While many companies such as Hershey, Nestle, and Mars have been pressured to find out where their chocolate journey originates, they usually they do nothing. After receiving complaints and petitions for a few decades, Hershey finally stood up and declared that they plan to be fair-trade by the end of the decade. (Source)
To read more on the truths of slavery and the chocolate industry, check out this article from the Food Empowerment Project.
Fair Trade Chocolate
Perhaps you wonder: “Okay, but how does fair trade chocolate taste?”
First: Does taste really trump human rights? Would you rather taste the blood of slaves like Amadou’s?
Second: There is some delicious fair trade chocolate already on the market.
We at Justice Network highly recommend very good tasting fair trade chocolates such as Divine Chocolate. Divine has good relationships with their farmers (45% of the farmers own the company) and gives jobs for those suffering in poverty while helping provide education for the farmers’ children. Not only that, but the chocolate is extremely delicious.

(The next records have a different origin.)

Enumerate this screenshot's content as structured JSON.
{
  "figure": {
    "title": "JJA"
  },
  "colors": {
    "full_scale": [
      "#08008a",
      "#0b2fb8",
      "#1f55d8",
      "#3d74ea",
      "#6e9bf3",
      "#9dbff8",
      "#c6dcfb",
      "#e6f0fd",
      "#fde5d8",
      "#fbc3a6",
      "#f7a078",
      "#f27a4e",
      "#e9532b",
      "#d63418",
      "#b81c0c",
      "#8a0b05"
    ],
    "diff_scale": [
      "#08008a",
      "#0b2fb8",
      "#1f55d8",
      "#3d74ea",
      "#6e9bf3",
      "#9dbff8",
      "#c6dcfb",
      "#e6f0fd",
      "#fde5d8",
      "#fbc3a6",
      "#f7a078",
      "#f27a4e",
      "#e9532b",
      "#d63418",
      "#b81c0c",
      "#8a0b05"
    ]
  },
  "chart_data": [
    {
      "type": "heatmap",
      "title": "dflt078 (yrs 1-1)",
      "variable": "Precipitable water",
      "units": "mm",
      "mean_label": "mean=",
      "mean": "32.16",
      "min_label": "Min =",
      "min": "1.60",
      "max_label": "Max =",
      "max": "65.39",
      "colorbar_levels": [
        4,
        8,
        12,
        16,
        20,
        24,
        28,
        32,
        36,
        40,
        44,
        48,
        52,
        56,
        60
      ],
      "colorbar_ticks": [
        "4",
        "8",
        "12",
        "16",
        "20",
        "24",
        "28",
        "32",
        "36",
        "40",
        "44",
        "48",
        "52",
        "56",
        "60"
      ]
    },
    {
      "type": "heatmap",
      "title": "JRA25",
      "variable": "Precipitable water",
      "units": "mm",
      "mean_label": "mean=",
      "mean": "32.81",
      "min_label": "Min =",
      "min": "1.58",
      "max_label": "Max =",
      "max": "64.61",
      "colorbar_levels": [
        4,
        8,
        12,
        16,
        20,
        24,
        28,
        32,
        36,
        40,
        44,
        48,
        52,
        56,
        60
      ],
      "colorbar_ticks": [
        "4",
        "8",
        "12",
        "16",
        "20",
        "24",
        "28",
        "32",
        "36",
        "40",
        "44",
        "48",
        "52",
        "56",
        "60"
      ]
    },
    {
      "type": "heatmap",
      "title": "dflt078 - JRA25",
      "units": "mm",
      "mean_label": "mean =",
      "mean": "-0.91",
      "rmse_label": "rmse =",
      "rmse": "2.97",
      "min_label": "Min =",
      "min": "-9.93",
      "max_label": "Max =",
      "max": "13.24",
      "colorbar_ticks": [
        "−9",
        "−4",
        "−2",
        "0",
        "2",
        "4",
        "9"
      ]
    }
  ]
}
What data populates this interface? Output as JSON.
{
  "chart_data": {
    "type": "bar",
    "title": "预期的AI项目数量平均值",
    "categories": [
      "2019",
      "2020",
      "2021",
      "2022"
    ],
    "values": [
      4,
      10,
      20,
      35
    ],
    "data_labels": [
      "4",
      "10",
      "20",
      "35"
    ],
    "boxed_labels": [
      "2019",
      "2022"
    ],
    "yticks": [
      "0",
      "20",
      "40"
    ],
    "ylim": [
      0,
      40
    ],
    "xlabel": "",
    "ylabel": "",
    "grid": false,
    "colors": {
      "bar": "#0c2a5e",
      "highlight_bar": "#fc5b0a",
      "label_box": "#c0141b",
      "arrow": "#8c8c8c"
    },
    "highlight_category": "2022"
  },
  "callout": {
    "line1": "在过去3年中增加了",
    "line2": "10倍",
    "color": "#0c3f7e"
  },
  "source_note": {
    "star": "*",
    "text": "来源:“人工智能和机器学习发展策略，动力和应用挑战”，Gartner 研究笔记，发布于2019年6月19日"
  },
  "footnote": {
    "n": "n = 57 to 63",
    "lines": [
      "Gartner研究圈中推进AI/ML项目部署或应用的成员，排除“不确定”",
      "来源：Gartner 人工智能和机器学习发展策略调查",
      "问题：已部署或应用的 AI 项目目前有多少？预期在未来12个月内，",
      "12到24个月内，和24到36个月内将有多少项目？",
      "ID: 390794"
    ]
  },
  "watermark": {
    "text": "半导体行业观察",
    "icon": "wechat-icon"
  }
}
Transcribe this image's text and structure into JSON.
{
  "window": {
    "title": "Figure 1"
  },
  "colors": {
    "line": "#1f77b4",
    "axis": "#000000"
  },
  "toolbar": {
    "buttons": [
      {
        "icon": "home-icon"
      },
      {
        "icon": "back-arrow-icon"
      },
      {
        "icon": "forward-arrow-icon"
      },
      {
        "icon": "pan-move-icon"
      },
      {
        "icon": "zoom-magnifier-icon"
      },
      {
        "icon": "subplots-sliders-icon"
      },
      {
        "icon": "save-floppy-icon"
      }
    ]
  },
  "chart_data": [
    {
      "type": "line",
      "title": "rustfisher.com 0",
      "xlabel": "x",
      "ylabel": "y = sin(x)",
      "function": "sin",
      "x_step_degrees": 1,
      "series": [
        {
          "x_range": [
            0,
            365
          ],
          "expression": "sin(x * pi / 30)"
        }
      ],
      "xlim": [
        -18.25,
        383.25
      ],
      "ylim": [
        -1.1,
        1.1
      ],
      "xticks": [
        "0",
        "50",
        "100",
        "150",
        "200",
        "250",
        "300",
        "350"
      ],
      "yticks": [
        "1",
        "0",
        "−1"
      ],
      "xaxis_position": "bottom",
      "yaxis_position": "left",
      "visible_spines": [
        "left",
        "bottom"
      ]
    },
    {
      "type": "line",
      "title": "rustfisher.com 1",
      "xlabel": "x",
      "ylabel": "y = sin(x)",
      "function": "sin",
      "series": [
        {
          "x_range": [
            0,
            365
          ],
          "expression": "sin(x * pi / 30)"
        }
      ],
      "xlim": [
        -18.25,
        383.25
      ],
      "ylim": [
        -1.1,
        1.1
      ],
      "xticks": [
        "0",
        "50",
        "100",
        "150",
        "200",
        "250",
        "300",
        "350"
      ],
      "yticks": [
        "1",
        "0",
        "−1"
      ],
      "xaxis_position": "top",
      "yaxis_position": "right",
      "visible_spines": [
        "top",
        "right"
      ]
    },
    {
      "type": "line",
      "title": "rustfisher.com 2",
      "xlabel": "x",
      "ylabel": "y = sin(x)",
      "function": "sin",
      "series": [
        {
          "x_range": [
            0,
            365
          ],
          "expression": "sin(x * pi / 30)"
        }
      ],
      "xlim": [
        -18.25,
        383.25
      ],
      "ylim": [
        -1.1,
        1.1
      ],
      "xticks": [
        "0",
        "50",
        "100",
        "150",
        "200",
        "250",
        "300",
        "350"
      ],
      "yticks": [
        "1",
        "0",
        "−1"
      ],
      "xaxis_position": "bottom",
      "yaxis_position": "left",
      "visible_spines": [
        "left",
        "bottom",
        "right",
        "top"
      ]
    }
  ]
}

Some other delicious Fair-trade chocolate companies are listed below. Some of these are in the United States; some in the United Kingdom. Most offer online orders through their website links.
- John & Kira’s
- Lake Champlain Chocolates
- Bloomsberry & Co.
- Equal Exchange
- Cocoa Loco
- Cocoa Planet
- Shaman Organic Chocolates
- Chocolate Chocolate Chocolate Company
- Green & Black’s
- Rescue Chocolate
- Taza Chocolate
- Alter Eco
- Nada Moo
- Sweet Riot
You can buy fair-trade at Trader Joe’s, Whole Foods,and from various small independent shops such as Louisa Chocolate Bar in Cape May, New Jersey.